Sería fácil constestar que ese estilo Sadam es consecuencia de la propia degradación política, del aislamiento y del desprecio cultural que el propio régimen propició. Pero sería una respuesta incompleta porque cada vez que veo una reunión de dignatarios en cualquier país del mundo, el escenario decorativo se parece mucho al de Sadam. Veo siempre a Bush, el emir de Qatar, Aznar, Blair, Sharon, Putin, Juan Carlos I, Arafat, en esas cumbres unilaterales sentados en butacones abigarrados, ante unas mesas que, según cada tendencia nacionalista, aparentan proceder de Luis XVI, de Chippendale, de Boulle o del llamado Renacimiento español.

Es cierto que en muchos países hay una tradición de antiguos edificios de gobierno de alta calidad arquitectónica que se prolonga con una larga lista de nuevas construcciones. La reforma del Bundestag y los nuevos ministerios de Berlín o el Parlamento de Edimburgo, que está a punto de inaugurarse, son ejemplos recientes significativos. Los edificios de la ONU en Nueva York y de la Unesco en París fueron en su época dos proclamas de modernidad. Pero, en cambio, cuando la función gubernamental se combina con ciertos usos residenciales de los propios gobernantes, el mal gusto aparece indefectiblemente en la mayoría de los países, quizá porque esos gobernantes no soportan en la intimidad ningún rasgo de cultura demasiado provocador. Los apartamentos presidenciales de Washington, de Londres, de Moscú o de Madrid no tienen nada que envidiar al mal gusto de Sadam Husein. Sólo con una diferencia: en Irak, sin instrumentos democráticos reales, casi todos los edificios oficiales eran propiamente residencias. Y por tanto, el mal gusto estaba más asegurado.

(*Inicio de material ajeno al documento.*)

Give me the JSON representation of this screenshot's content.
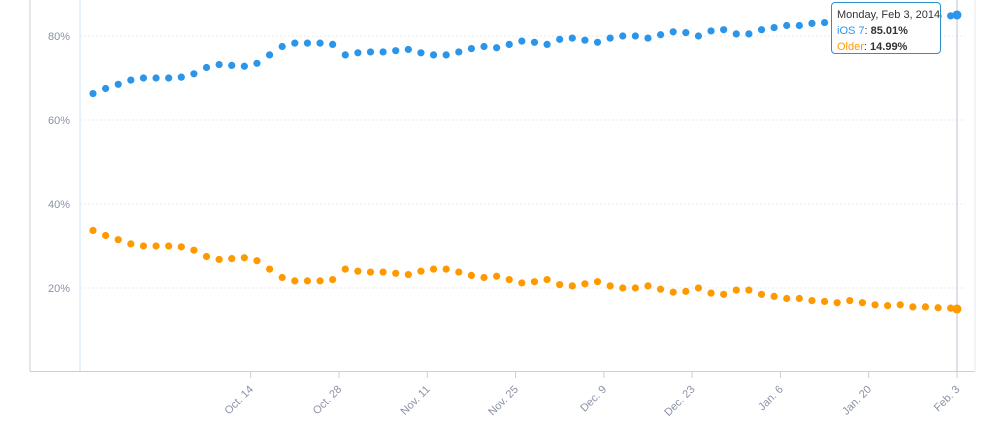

Madrid está casi en el mismo eje del mal gusto que Bagdad. Después de una tradición barroca y ecléctica que dio resultados tan potentes como el Palacio Real, el Congreso y algunos ministerios, los últimos tres edificios oficiales con residencia propia desacreditan el prestigio de nuestra cultura: La Zarzuela, La Moncloa y el nuevo palacete del Príncipe. El día en que haya que desalojarlos no quedará ningún rastro digno. La estupenda mole del viejo Palacio Real -y La Granja, Aranjuez, El Escorial y tantos otros repartidos por toda España- es el signo de la cultura arquitectónica de su época. Y el palacete del Príncipe -una cuestión que tiene insignes precedentes en las familias reales españolas- también lo será: una cultura abominable, inferior al consumo popular, aceptada sin reparos por unos reyes, unos políticos y unos funcionarios que seguramente no nos merecemos. Los ejes del mal gusto de los gobernantes traspasan sistemas e ideologías. Uno de ellos va de Bagdad a Madrid aunque los mandatarios hayan postulado posiciones bélicas contradictorias.